28On peut alors considérer que les initiatives et les expériences témoignent de la volonté de faire prévaloir des régulations autonomes eu égard à la régulation de contrôle du marché [22]. Conformément à ce que nous suggère la TRS, ces pratiques d’autonomie supposent une capacité d’initiative, une capacité à prendre la main qui est aussi une capacité d’invention ou d’innovation. Cet aspect est essentiel sur notre terrain qui voit les régulations habituelles remises en cause sous le poids d’initiatives plurielles, innovantes à des degrés divers et provenant d’acteurs multiples. Se pose ensuite la question du rapprochement de l’offre et de la demande locales.

29Dans la situation d’intermédiation traditionnelle, les acteurs de l’offre et de la demande peuvent s’ignorer, les acteurs de l’intermédiation assurant l’interface. Les acteurs de la relocalisation ont ainsi à faire porter leurs efforts sur le comportement souhaité de la distribution.
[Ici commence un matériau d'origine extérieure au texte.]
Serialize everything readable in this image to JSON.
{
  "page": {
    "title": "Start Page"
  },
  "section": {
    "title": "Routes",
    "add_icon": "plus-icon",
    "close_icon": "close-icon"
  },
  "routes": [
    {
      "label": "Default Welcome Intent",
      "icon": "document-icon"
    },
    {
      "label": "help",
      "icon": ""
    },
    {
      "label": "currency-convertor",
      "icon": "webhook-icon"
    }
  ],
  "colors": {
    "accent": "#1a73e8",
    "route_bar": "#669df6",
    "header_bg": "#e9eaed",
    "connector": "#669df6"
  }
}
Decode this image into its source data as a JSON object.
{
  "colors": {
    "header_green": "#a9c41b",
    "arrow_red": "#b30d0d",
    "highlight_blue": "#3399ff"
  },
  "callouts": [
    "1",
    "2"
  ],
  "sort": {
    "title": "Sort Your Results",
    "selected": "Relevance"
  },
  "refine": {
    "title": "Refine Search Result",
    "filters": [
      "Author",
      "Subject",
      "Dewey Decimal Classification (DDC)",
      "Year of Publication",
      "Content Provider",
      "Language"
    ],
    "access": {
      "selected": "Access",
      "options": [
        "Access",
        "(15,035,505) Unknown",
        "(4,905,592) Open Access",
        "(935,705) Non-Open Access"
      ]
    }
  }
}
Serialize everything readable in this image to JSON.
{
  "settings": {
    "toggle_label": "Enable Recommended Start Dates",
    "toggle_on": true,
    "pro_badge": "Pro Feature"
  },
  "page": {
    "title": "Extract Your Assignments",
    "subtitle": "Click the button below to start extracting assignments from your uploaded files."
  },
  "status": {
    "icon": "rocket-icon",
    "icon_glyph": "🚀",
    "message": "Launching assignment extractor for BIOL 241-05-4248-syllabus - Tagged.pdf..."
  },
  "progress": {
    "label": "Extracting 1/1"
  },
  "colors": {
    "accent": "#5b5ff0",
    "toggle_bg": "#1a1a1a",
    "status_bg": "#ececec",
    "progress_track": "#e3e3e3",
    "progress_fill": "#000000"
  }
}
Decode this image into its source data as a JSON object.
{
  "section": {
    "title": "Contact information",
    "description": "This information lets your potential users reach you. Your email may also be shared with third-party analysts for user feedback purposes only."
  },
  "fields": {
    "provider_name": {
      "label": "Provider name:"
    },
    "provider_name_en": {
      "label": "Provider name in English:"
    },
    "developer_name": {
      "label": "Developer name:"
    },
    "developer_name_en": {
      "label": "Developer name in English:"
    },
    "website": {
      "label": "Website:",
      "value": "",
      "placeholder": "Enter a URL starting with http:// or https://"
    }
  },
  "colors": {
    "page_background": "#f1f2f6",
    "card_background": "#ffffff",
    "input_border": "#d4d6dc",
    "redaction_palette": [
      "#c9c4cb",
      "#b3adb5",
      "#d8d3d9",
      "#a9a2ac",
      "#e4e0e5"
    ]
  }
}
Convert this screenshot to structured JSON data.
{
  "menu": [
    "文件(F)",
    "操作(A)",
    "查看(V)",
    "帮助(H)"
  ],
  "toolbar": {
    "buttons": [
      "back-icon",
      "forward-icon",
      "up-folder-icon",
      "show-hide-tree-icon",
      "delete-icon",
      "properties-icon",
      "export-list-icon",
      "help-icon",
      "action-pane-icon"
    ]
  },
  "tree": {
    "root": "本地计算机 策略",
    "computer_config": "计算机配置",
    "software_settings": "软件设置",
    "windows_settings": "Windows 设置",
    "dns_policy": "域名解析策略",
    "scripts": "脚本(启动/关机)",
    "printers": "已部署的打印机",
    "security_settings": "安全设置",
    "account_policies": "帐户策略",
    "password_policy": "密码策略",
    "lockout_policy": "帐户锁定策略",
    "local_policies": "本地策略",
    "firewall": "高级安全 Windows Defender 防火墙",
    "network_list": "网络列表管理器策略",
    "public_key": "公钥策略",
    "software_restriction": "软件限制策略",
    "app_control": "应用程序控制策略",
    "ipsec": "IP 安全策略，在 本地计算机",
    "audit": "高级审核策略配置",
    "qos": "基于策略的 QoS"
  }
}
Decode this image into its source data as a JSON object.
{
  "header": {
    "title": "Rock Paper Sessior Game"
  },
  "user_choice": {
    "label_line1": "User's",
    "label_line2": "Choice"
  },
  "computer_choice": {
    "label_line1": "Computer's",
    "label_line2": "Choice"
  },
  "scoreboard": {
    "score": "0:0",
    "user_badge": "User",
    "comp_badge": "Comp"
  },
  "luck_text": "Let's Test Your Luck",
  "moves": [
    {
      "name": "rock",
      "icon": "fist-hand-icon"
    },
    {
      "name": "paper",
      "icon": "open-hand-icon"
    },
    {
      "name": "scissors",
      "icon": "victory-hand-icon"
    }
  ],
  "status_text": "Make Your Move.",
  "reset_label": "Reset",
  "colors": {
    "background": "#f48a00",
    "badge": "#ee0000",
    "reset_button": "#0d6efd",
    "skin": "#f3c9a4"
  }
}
Les expériences d’approvisionnement direct confrontent à un autre cas de figure, qui nécessite des mises en relation des acteurs de l’offre et de la demande. Les divers courants théoriques qui s’intéressent aux pratiques sociales dites parfois pratiques stratégiques dans l’univers du management – strategy as practice – (théorie de l’acteur-réseau, théorie des conventions, économies de la grandeur notamment), trouvent ici un champ d’application évident. Les acteurs, en explorant ou en expérimentant, se découvrent, « réseautent », enrôlent, traduisent, trouvent des compromis provisoires, négocient, etc. Ne sont pas en jeu que des valeurs ou des conflits de référentiels, mais bien des régulations à multiples facettes dont une, bien réelle, de dispositifs marchands, de structuration de filière, de technologies diverses de production, transformation et de production des repas dans les cuisines. C’est bien l’activité de régulation, l’objet d’étude, qui témoigne des solutions originales que les protagonistes font prévaloir.

30On prend aussi la mesure du fait que des acteurs porteurs de valeurs proches (attachement au biologique et au local de façon large) trouvent, conformément aux fondements de la lecture régulationniste, des solutions singulières, contingentes au sens radical du terme. Certes, les attachements et les principes dont ils sont porteurs importent, mais ils vont en trouver diverses formes d’expression, des modalités particulières d’application qui composent à des degrés divers avec les contraintes de l’action, qui se construisent et évoluent dans l’action elle-même [Reynaud et Richebé, 2007]. Ces propos tenus à l’échelle des acteurs sont aussi valides à une échelle plus globale. La rencontre de régulations est aussi la rencontre de mondes sociaux avec leurs règles, leurs pratiques, leurs professionnalisations, sans que l’on puisse considérer ces mondes comme homogènes ni susceptibles de jouer comme des déterminismes. La pluralité des pratiques apparaît comme la manifestation des réponses originales que les acteurs trouvent face aux multiples paramètres de l’action (selon la taille des collectivités, selon les secteurs ou les produits, selon les types de cuisine, selon la présence des producteurs ou transformateurs, selon le contexte politique, selon les relations existantes entre les acteurs, etc.).

31Le rôle central de la distribution « qui fait le marché » dans la régulation marchande dominante se trouve remis en cause à des degrés divers, selon qu’elle est ou non en mesure de satisfaire aux exigences de cahiers des charges sur le plan des qualités biologiques des produits et de leur origine locale, selon aussi que son intervention est souhaitée ou récusée. Les acteurs des circuits courts ont, semble-t-il, fait leur choix : celui de s’extraire des régulations dominantes, de tourner le dos à la distribution et donc de favoriser la rencontre directe de l’offre et de la demande. Mais ce choix, pour simple qu’il soit dans son expression, n’en demeure pas moins problématique. Se substituer à la main visible de la distribution qui fait la main invisible du marché [Cochoy, 1999] suppose un projet politique, celui d’une économie de proximité.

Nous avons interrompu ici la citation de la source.